I hope this shows a bit of the issues these fillwords can cause and how to solve them.
Kind regards,
Erwin van Londen
Hi Erwin,
Where did u get the official standards for the chart above regarding the fill modes? Do you have any links?
Hi,
These are based upon the official FC standards. You may see vendors advising differently especially when it comes to mode 3 and 2.
Hi,
I’ve got 3 HDS G1000 with 8gb ports .. what is the best practice for fillword please ?
Stef.
Hi Stef,
As per T11 fibre-channel standard the switch-ports on a 8G switch (DCX/DCX-4s or any Goldeneye2/Condor2 based switch) connected to any HDS array should be set to mode 2.
Hope this helps.
I’m seeing mass errors across my Brocade encryption switches currently all ports are set to 0 idle/ildle. The problem we are seeing is when a cfgenable is run some of the esx hosts see their storage connections become unstable. To recover the issue the port is disabled and the device recovers on the other connections to the SAN. Currently the storage is all HDS (vsp and hus) the major issue appears to be with the HUS as connections stay alive to the VSP.

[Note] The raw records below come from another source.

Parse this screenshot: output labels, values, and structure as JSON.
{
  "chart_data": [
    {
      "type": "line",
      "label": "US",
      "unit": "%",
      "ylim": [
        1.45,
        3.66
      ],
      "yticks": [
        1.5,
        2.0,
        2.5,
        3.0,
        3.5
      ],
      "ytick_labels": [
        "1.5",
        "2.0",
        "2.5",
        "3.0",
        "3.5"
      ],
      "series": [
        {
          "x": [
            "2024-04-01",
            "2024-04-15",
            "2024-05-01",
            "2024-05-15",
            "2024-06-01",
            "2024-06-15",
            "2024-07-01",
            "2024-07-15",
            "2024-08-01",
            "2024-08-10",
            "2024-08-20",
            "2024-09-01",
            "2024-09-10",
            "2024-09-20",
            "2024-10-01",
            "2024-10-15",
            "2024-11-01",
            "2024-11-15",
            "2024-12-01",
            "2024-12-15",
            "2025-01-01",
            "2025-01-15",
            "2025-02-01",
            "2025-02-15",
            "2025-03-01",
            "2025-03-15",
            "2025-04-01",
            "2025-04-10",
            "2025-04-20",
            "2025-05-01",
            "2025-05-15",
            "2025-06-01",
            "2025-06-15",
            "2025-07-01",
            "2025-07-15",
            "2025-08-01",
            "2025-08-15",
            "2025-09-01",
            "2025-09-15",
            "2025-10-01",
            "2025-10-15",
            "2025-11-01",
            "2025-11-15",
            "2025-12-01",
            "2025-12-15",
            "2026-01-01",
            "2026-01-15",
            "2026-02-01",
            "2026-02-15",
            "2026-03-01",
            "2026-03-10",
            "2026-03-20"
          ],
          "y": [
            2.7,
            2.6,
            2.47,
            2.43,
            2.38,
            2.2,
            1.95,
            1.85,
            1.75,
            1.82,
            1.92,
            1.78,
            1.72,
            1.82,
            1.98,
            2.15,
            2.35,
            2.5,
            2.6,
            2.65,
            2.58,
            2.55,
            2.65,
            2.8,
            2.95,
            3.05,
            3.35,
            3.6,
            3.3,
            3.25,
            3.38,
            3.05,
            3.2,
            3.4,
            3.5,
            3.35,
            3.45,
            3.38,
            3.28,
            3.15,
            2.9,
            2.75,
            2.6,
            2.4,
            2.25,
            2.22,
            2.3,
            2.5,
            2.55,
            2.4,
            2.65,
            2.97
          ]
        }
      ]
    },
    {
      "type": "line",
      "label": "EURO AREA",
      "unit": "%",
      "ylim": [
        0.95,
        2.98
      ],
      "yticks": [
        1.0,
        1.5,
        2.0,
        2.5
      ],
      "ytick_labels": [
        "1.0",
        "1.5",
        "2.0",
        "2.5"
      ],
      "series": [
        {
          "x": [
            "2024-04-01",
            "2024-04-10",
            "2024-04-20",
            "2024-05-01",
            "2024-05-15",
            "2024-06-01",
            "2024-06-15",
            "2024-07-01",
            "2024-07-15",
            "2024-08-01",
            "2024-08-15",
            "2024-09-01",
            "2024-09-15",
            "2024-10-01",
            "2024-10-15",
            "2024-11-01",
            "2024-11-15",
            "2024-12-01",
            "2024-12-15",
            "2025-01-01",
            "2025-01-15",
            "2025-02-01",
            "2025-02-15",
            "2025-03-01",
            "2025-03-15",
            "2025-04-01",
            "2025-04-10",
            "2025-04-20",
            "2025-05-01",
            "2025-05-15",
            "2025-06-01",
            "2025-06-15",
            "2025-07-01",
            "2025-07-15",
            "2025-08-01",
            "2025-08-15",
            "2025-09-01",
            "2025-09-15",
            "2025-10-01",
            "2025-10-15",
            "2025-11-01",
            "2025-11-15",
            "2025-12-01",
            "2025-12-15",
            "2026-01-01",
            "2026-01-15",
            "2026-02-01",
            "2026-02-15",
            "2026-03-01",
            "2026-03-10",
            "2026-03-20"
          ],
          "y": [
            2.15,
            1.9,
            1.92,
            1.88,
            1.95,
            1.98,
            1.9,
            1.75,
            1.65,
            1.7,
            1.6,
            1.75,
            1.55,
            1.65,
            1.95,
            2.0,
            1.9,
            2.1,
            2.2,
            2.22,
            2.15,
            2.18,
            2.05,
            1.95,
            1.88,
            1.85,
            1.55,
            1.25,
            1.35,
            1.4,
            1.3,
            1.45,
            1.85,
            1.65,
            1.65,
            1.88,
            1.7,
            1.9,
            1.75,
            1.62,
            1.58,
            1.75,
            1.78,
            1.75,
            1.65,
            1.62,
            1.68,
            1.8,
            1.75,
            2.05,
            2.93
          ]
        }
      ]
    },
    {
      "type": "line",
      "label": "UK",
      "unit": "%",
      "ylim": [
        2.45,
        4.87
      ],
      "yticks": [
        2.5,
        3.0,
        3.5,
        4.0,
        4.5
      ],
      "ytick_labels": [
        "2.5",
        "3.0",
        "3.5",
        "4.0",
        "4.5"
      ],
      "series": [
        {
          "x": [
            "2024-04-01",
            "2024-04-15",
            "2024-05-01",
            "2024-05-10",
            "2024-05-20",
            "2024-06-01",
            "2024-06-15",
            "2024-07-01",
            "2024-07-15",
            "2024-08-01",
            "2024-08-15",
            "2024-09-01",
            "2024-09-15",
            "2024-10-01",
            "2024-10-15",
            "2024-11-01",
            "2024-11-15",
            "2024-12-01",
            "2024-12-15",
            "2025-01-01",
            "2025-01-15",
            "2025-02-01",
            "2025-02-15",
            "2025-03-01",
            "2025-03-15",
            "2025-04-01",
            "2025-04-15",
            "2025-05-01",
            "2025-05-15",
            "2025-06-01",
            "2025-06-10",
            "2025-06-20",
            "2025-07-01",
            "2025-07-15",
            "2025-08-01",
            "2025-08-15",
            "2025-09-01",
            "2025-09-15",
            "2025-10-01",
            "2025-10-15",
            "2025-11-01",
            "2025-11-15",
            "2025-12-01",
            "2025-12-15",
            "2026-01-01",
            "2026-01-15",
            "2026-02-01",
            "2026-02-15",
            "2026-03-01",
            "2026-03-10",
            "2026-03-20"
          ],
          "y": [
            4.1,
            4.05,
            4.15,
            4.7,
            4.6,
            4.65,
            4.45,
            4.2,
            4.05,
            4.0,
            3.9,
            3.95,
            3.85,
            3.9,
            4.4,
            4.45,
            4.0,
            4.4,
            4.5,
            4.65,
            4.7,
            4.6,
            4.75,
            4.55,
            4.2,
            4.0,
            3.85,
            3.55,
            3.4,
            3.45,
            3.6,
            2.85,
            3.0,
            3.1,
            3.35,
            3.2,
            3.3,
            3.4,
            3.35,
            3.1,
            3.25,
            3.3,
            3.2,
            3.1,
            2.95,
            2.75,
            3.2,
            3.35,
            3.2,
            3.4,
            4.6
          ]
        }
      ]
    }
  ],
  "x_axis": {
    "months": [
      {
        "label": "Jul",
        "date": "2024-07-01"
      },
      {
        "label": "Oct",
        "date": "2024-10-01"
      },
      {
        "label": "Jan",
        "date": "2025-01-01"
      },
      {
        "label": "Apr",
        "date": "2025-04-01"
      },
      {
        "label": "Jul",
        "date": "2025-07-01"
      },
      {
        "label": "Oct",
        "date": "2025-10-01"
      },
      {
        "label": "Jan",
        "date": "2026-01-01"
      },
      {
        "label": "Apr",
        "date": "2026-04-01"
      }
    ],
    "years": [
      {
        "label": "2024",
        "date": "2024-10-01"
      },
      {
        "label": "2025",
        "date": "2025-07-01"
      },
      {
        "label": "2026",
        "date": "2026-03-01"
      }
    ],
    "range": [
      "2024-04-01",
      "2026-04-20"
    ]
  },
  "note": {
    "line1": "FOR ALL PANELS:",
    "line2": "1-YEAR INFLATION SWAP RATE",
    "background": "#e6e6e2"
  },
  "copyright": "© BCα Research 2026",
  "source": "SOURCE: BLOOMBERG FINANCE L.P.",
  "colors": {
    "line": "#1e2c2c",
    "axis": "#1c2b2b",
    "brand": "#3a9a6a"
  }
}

We are planning to change the HDs devices to portcfgfillword 2 and the ESX hosts to 3. Is this a red herring or are we following the right path. any advice appreciated.
Thanks
Hi Tony,
In order to rule out incorrect fillwords having an effect you should set them according to manufacturers guidelines. You didn’t really specify WHICH errors you see as a bad-ordered-set is not necessarily a hard error but it can have a negative effect which then results in these hard errors.
Let me know how it goes.
Regards,
Erwin
hey Erwin the only error we are seeing is “er_bad_os 730762736 Invalid ordered set” the stat was cleared on Thursday last week and is happening on 20 ports on the switch and seem to be about 1 billion per port/day. We are working to fix them and should have them done by the end of the week.
Yes, that is the expected counter to ramp up when an invalid fill-word is set. If you set the correct fillword as I described these will stop to accumulate.